We all munched away happily on the excellent sandwiches and cake, with warming mugs of tea, while chatting about the adventure so far today, and recalling other wonderful days out on the fells and mountains.

Off again, Shaun said, "our route is round to the right under The Pike."

First we contoured down to gain the main path, which then eventually led down to the very bottom left corner, and a gate.

"If I'm right, that's Caw over there", said Little Eric.

"You are", replied Tetley. "It has a very distinctive conical shape."

"We go through the gate here, then follow round to the right, and take the gate on the right into a pasture", instructed Shaun.
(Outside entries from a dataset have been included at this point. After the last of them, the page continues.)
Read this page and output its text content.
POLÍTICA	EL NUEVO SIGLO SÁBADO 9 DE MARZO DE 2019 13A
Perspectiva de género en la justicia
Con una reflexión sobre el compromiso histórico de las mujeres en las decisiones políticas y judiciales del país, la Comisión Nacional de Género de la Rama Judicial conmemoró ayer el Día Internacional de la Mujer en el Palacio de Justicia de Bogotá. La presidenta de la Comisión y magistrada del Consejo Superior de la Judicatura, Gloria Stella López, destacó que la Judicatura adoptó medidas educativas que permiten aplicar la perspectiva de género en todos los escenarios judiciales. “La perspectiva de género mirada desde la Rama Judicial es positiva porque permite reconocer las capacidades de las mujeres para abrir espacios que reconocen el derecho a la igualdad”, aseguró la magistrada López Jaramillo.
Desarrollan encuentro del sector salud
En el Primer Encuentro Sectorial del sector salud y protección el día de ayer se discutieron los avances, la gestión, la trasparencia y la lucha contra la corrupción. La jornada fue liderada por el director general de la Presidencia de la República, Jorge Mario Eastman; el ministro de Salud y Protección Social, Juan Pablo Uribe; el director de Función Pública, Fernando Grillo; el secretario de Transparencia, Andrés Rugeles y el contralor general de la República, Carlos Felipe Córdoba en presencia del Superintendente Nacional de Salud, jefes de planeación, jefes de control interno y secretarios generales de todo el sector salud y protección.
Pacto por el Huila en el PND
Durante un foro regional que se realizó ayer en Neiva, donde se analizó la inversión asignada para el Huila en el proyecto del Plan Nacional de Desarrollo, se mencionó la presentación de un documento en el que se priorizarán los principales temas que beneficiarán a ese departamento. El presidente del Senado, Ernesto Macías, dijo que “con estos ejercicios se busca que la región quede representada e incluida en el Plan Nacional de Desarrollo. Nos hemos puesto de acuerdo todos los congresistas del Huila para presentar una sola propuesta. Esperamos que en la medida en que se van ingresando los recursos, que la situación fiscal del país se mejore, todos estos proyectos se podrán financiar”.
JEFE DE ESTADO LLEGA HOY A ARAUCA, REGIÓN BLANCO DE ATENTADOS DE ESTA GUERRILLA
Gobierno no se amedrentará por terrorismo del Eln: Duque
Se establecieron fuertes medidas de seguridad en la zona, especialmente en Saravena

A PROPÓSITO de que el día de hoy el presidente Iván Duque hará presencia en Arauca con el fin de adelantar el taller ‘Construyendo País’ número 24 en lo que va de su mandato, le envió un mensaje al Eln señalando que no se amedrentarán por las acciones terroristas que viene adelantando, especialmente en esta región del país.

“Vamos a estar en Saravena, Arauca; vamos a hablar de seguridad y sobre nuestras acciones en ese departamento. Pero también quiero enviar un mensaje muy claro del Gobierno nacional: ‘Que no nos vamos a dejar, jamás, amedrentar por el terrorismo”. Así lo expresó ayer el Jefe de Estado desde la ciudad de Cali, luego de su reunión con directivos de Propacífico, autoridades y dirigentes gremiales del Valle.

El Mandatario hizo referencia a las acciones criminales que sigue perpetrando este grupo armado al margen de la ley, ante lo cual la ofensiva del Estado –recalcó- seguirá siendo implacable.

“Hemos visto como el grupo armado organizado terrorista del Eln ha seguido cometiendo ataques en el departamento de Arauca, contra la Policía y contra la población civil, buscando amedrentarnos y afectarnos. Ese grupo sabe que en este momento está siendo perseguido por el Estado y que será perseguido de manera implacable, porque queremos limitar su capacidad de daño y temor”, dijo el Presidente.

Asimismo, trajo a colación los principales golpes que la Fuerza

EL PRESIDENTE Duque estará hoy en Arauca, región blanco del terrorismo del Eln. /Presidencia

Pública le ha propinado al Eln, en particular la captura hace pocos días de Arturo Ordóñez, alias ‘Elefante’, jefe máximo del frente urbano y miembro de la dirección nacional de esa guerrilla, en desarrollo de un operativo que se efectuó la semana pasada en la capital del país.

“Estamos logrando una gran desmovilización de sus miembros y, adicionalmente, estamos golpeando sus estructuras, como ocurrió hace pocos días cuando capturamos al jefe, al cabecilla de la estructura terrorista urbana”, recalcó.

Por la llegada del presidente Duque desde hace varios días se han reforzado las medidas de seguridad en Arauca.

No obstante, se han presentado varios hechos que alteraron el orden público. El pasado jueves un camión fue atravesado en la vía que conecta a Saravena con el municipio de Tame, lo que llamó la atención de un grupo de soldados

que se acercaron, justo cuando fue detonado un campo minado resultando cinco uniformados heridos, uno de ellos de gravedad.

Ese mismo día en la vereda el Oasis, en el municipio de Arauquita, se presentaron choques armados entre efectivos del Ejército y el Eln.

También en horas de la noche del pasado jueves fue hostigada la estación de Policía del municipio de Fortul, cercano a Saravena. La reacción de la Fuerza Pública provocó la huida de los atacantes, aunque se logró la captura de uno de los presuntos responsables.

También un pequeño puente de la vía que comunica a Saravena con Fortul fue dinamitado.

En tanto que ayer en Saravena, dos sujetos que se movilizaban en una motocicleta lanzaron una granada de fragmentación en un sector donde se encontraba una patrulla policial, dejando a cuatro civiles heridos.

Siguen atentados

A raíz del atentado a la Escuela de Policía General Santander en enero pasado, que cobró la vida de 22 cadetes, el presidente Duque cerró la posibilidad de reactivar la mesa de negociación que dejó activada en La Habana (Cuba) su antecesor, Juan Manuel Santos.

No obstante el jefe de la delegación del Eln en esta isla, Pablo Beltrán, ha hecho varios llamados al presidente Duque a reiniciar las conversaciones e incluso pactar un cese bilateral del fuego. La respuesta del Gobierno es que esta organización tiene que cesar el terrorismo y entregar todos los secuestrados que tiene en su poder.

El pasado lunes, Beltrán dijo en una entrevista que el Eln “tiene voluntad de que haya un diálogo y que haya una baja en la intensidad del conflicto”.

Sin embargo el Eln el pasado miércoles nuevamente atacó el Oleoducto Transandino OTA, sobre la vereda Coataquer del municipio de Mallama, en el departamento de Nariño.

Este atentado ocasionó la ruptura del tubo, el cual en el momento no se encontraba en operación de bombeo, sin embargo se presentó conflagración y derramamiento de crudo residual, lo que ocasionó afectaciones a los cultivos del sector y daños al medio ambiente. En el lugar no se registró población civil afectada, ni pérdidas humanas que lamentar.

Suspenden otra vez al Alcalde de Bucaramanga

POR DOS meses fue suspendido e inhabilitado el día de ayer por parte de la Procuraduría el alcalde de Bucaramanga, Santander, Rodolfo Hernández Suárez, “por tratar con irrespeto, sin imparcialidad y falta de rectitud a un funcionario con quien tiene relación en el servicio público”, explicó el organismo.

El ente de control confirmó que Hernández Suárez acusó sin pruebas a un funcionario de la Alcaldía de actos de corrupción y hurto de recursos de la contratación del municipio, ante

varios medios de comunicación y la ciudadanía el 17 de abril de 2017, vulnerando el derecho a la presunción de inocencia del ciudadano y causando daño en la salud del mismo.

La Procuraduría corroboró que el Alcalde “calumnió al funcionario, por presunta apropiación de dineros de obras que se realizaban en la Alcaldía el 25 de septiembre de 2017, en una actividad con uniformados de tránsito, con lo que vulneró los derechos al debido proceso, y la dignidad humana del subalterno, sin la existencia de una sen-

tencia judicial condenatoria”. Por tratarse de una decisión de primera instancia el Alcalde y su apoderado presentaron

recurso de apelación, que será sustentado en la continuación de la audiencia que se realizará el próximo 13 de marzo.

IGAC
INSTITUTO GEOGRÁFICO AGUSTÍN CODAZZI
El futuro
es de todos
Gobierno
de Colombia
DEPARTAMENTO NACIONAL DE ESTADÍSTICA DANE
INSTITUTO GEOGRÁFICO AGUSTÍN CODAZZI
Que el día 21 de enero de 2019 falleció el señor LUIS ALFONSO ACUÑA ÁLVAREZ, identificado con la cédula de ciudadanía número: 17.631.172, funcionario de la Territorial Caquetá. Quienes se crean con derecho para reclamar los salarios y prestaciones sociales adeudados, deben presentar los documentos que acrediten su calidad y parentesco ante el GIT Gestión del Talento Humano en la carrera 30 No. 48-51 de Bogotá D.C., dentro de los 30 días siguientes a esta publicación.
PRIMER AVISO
"Thanks lad", replied Dad.

We crossed the pasture going through a gap in the wall ahead, and then across another long pasture to come to Rainsbarrow Wood. Here three stiles in close succession (wooden step, stone step, and wooden step) allowed access down into the woods. This shot looks back showing the stone step stile.

"This wall must have been here for a very long time, judging by all the moss on it", remarked Allen.

The narrow path then led on ahead through the idyllic woodland.

Coming to a small signpost (bear size), we went on ahead. The route was actually be between the fence and wall, but it was very overgrown. Instead Dad and Uncle Eric walked to the right of the wall, crossing it further down through a gap, to then climb a wooden step stile, and on to a ladderstile over the wall ahead. In this next field we saw some deer.

"The path leads to a gate in the wall on the right", said Shaun. "We go through this, then descend by the wall to recross it via a gate much lower down."

"Thanks Shaun", replied Uncle Eric.

This done, we walked across the next pasture, and ahead was a tall deer gate.

"I know where we are!", exclaimed Allen. "This is the path we used to get to and from Bigert."

"Of course", agreed Tetley.

"Oh heck", said Little Eric.

"What?", asked Grizzly

"Well, remember that the fastening on the lower gate was jammed and despite his best efforts Dad could not open it, resulting in him having to climb over", replied Little Eric.

"I hope it has been freed, as I do not relish having to do that", replied Uncle Eric, with feeling.

Thankfully the fastening was free, so no acrobatics were required.

The rough path descended quite steeply to come to a forest road. Turning right it was just a short distance to the Bootle road, where turning left along it, we came to Ulpha Bridge, and the cars.

It had been a lovely walk, especially through the woods, and both Uncle Eric and Little Eric were a step closer to completing the Outlying Fells. Apart for the two overseers Abi & Fran and from a distance the Duke of Edinburgh party, we saw no other walkers at all today.

A big thank you as always to our Dad for another great day out.